Ischemia- and reperfusion-induced arrhythmias: beneficial actions of nifedipine

The effects of nifedipine against ischemia- and reperfusion-induced arrhythmias were investigated using anesthetized rats with transient coronary artery occlusion. Nifedipine (5 micrograms/kg i.v.) administered 10 min prior to occlusion significantly decreased the incidence of arrhythmias occurring during 20-min coronary occlusion. The incidence and duration of reperfusion-induced ventricular fibrillation and subsequent mortality following 5-min coronary occlusion were also significantly reduced by this intervention. However, administration of nifedipine 1 min prior to reperfusion afforded no protection against reperfusion arrhythmias. To investigate whether nifedipine possesses a true antiarrhythmic action or merely extends the ischemic duration prior to reperfusion resulting in maximal rhythm disturbances, reperfusion was initiated after 3, 5, 7, 10, 20, and 30 min of ischemia. Nifedipine reduced the incidence of reperfusion-induced ventricular fibrillation after all ischemic intervals, with no change in the time of peak vulnerability to reperfusion arrhythmias. Measurements of coronary flow with 153Gadolinium microspheres indicated that flow within ischemic tissue relative to that in normal tissue was significantly increased by nifedipine. Thus, administration of nifedipine prior to occlusion affords a protective effect against ischemia- and reperfusion-induced arrhythmias, and this action is not due to extension of the ischemic duration prior to reperfusion resulting in maximal rhythm disturbances.     

Prophylactic effects of m-nisoldipine and nisoldipine on reperfusion arrhythmias exacerbated by free radical generating system in Langendorff heart of rat

Xanthine-xanthine oxidase (X-XOD, 500 mumol/L + 100 nmol/L) free radical generating system was perfused 10 min prior to coronary artery ligation until the end of the experiment.

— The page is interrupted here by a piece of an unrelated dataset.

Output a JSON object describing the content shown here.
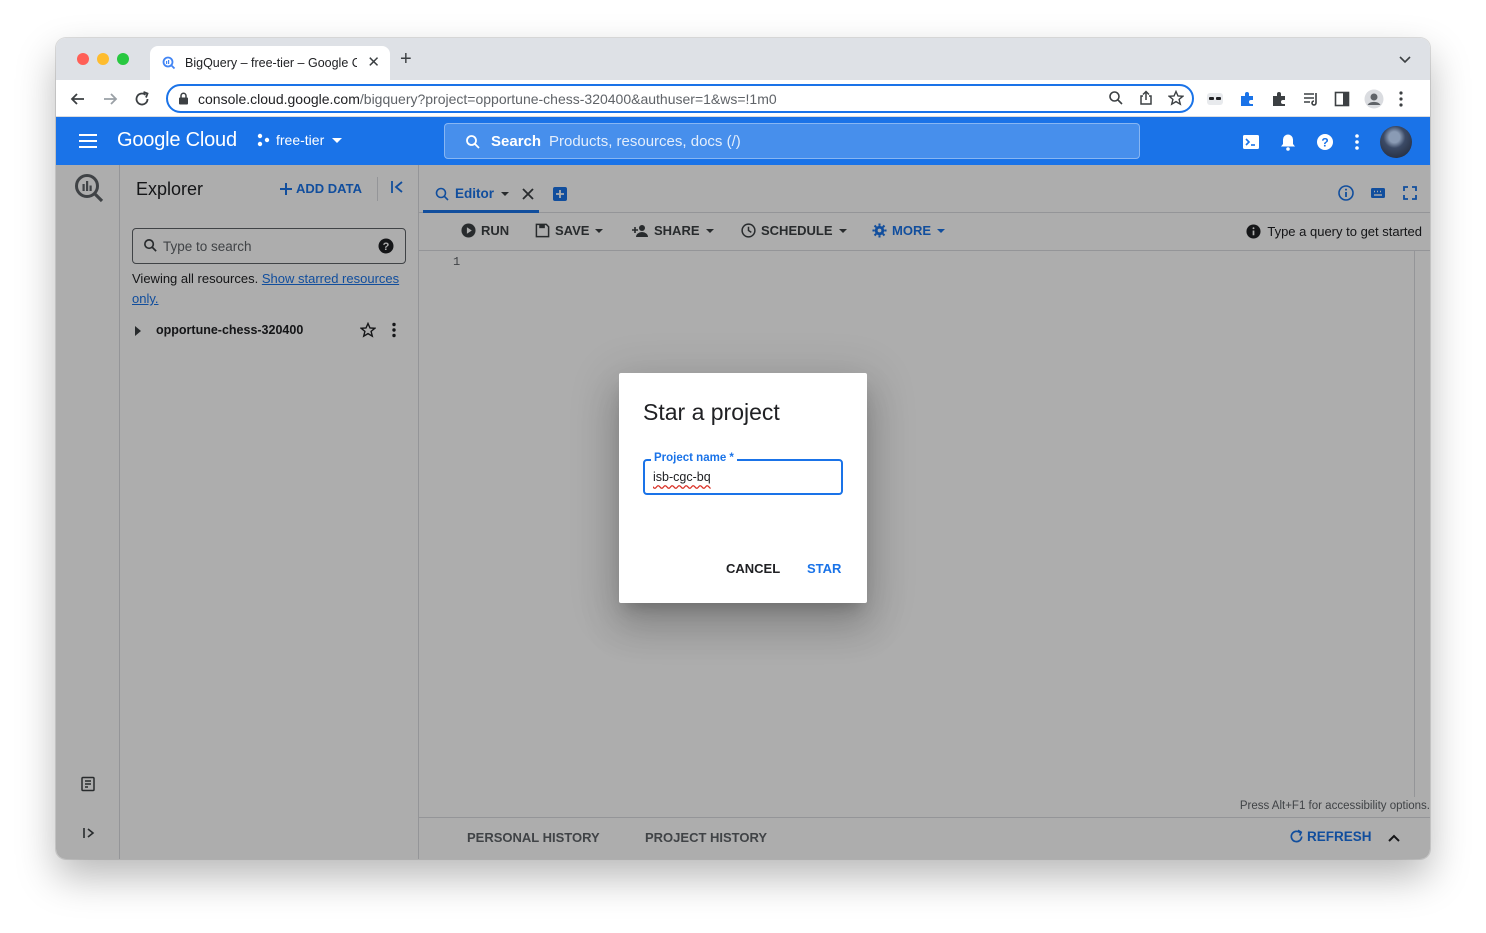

It exacerbated the reperfusion ventricular fibrillation, reduced the activities of superoxide dismutase and catalase and increased the contents of malondialdehyde in Langendorff heart of rats. m-Nisoldipine or nisoldipine (0.05 mumol/L) was perfused 10 min prior to coronary artery ligation until the end of the experiment. They prevented reperfusion arrhythmias exacerbated by X-XOD and decreased the free radicals generated by X-XOD.